Twenty-five thousand dollars was granted by J-Lab's New Voices as initial seed money, and given the publication has no current plans to expand further than it's website, that should be enough to begin with. As for what comes next, Oakland Local is attemting to draw advertisers to it's site. Despite the potential conflict with the non-profit status- many similar publications such as the soon-to-be-launched Texas Tribune have decided to keep their distance and avoid offering advertising althogether- Mernit emphasises that for Oakland Local: "Showing we can sustain ourselves is essential."
But advertisers won't buy in unless people will actually see their ads, so how is Oakland Local going about promoting itself?

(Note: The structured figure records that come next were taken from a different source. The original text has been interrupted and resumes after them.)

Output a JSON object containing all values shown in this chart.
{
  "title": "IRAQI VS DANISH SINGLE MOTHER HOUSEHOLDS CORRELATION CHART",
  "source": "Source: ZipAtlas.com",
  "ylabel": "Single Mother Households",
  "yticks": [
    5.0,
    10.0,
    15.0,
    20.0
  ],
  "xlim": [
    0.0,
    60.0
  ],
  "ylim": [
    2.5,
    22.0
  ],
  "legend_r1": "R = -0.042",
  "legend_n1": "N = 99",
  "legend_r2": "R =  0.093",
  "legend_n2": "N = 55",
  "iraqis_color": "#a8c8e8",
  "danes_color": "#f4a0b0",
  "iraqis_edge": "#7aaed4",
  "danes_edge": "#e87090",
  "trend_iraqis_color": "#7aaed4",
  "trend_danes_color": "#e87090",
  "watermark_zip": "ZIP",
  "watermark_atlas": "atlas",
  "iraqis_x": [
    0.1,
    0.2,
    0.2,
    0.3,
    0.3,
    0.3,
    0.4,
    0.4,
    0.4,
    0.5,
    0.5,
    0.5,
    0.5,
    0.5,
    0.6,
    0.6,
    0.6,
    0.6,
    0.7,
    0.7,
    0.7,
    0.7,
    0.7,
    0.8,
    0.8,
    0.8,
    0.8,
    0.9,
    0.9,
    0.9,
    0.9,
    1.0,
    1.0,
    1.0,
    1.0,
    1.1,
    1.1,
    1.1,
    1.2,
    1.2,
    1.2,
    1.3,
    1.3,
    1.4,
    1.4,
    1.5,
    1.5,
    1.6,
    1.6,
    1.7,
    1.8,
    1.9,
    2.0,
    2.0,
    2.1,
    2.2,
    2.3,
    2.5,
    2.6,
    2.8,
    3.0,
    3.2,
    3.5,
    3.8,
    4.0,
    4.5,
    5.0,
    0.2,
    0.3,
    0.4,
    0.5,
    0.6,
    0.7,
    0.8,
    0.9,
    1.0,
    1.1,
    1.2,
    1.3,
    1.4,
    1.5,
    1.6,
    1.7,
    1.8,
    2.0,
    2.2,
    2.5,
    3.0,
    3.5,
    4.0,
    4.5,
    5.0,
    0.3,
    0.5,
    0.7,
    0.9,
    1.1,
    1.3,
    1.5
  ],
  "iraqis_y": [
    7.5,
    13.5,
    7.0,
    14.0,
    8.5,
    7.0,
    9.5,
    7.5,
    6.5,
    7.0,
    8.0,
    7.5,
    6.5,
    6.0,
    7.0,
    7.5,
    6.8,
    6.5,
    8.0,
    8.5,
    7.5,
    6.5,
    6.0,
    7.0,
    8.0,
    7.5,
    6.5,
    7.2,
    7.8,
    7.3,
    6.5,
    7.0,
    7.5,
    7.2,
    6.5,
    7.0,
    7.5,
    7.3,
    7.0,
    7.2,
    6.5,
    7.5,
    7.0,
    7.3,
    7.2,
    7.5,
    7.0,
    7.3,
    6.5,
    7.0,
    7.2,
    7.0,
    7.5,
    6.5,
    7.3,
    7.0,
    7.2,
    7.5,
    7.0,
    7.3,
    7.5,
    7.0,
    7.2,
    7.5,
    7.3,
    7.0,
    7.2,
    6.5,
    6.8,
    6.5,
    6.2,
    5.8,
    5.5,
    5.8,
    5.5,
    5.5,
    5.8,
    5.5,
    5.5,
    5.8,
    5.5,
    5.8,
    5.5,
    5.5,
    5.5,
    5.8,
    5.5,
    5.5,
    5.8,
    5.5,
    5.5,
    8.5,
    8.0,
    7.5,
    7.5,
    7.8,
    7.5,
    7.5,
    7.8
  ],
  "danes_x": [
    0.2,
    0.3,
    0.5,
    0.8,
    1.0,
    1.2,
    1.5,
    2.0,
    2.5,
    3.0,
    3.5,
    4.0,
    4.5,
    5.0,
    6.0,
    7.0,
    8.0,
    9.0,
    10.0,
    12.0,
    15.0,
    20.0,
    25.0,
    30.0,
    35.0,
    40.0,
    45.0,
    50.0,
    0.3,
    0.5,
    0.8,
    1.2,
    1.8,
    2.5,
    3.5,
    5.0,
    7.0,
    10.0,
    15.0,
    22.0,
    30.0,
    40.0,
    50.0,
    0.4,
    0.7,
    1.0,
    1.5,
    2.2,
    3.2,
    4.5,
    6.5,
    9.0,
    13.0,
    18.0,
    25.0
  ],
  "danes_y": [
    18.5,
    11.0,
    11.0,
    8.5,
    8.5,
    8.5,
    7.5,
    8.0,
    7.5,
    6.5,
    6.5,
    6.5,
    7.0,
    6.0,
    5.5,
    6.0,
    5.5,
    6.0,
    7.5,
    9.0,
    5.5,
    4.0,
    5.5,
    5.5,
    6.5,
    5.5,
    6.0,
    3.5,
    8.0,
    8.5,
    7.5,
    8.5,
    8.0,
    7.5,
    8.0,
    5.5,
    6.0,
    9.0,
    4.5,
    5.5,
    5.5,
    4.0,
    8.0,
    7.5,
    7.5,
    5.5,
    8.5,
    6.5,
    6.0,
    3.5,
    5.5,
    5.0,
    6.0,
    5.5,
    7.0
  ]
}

In addition to the news website, Oakland Local plans to establish a mobile service encouraging users to interact via cell phones and different social networking sites. Mernit has emphasised that social networks are very important to the success of Oakland Local, and it's aim to get people talking about reigonal issues: 'We seek to create a unique local forum for sharing information, building community, speaking truth to power and working together for positive social change. We are committed to diverse voices, reader engagement, deep issue coverage and local commentary,' states their mission statement. Of course if these networks also drive traffic to their main website, advertisers are likely to take note and support the organisation financially.
All these aspects will be key to the success of Oakland Local as non-profit organisation, and should it succeed, it could be a model for other local organisations to follow. None-the-less, the importance of maintaining a local news source is now clear, and the threat to its existence has seen many seek out alternatives that could ensure its preservation.